Operation Bright Thunder called for grabbing it so quickly that they didn’t have time to get into position. It was a race now, with both sides attempting to grab the metaphorical high ground around AIS-1.
Trevor Gray
Omega Centauri
1550 hours, TFT
Gray felt the repeated shudders rippling through the rock and ice of a world. CBG-18 was giving the dwarf planet a hell of a shellacking.
He wondered if the Dragonfires were up there, what was left of them—Shay and Rissa and Ben. “Is there any way to communicate with our ships?” he asked his PA.
“Negative,” the AI replied. “I have been sensing radio impulses through the fighter’s emergency beacon transponders. The Fleet almost certainly knows we’re here. But I cannot open a voice or Net communications channel. The Sh’daar are blocking it.”
“Can you pick up the Sh’daar? Can we talk to them?”
“I may have a possible channel to the Sh’daar. There is a signal—what amounts to a carrier channel for the simulation feed. And I can pick up what is almost certainly side bands or leakage from an artificial intelligence on that channel, possibly the same one that was communicating with us a short time ago.”
“What’s your impression?” Gray asked. “That AI . . . is it software? Or some sort of blend of organic intelligence and software?” He knew the feeling was irrational, but he desperately wanted to talk to a person, an organic intelligence, rather than a tool.
At the same time, he knew that AIs like those commonly used in the Confederation were just as intelligent—and quite likely far more so—than any human.
“It is impossible to tell. Remember that human-derived AIs were originally designed to so perfectly mimic specific humans that outside agencies could not tell the difference. We may be facing a similar identity problem here.”
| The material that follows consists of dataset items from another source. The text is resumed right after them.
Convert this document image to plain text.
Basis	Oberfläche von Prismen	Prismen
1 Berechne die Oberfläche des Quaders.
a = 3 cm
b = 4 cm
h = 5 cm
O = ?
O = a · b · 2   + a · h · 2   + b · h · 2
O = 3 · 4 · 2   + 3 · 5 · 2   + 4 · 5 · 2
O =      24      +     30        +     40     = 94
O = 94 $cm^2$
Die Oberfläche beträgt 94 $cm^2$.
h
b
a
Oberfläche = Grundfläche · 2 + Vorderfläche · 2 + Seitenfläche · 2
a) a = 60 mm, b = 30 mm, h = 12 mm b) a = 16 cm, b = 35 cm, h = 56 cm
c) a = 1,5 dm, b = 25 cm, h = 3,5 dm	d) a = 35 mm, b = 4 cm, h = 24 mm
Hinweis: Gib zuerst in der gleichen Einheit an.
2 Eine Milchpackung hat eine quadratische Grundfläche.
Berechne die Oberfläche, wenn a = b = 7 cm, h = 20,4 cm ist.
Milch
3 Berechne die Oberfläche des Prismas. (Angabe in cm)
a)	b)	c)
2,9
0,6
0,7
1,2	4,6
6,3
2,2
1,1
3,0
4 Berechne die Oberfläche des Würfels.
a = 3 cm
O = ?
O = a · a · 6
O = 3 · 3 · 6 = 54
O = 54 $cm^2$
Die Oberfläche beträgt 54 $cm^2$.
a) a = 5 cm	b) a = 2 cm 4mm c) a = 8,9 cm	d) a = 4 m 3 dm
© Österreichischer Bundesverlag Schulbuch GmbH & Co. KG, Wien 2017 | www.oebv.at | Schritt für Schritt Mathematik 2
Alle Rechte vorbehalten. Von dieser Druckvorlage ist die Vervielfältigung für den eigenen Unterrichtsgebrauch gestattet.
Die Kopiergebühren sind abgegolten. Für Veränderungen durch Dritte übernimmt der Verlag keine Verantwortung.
Gray had to accept this pronouncement. In fact, most humans he knew, now, were themselves blends of flesh and blood and of nanochelated carbon, silicon, and synthetics. And when someone else talked to Gray on the Net, in a virtual reality sim, he was in fact interacting with Gray’s electronic avatar,
and it didn’t really matter which was which
.
“See if you can connect with it . . . whatever it is,” Gray said.
A long minute passed.
And then the alien appeared.
It wasn’t an image of Thedreh’schul this time, but of one of the sea-star aliens, the species identified as Groth Hoj. The entire body appeared to be a writhing mass of tendrils a meter or more in length. Some of those tendrils ended in swellings that were probably eyes or other sensory apparatus, while others ended in three-jawed mouths. The vast majority, however, appeared to be manipulatory members. The central mass was a deep, lustrous, almost gleaming black; the tips of the tentacles, however, were rainbow hued and iridescent, and as the tentacles writhed and twisted, the colors changed.
Thedreh’schul had said something about the Groth Hoj communicating by color changes of their tentacles. Gray hesitated. How the hell did you understand something that talked to you by changing body color? And how did you make it understand the sounds coming from your mouth when it might not even have ears, or any concept of what spoken language was?
Then he realized that if he was seeing the Groth Hoj in a simulation, it must have some way of linking in with the local Net . . . and that meant that it could understand Gray if Gray was on that Net as well. He didn’t know how it was done . . . but evidently the Sh’daar had tapped into his electronic presence earlier and learned enough.
He would have to trust the technology, even though he couldn’t understand it.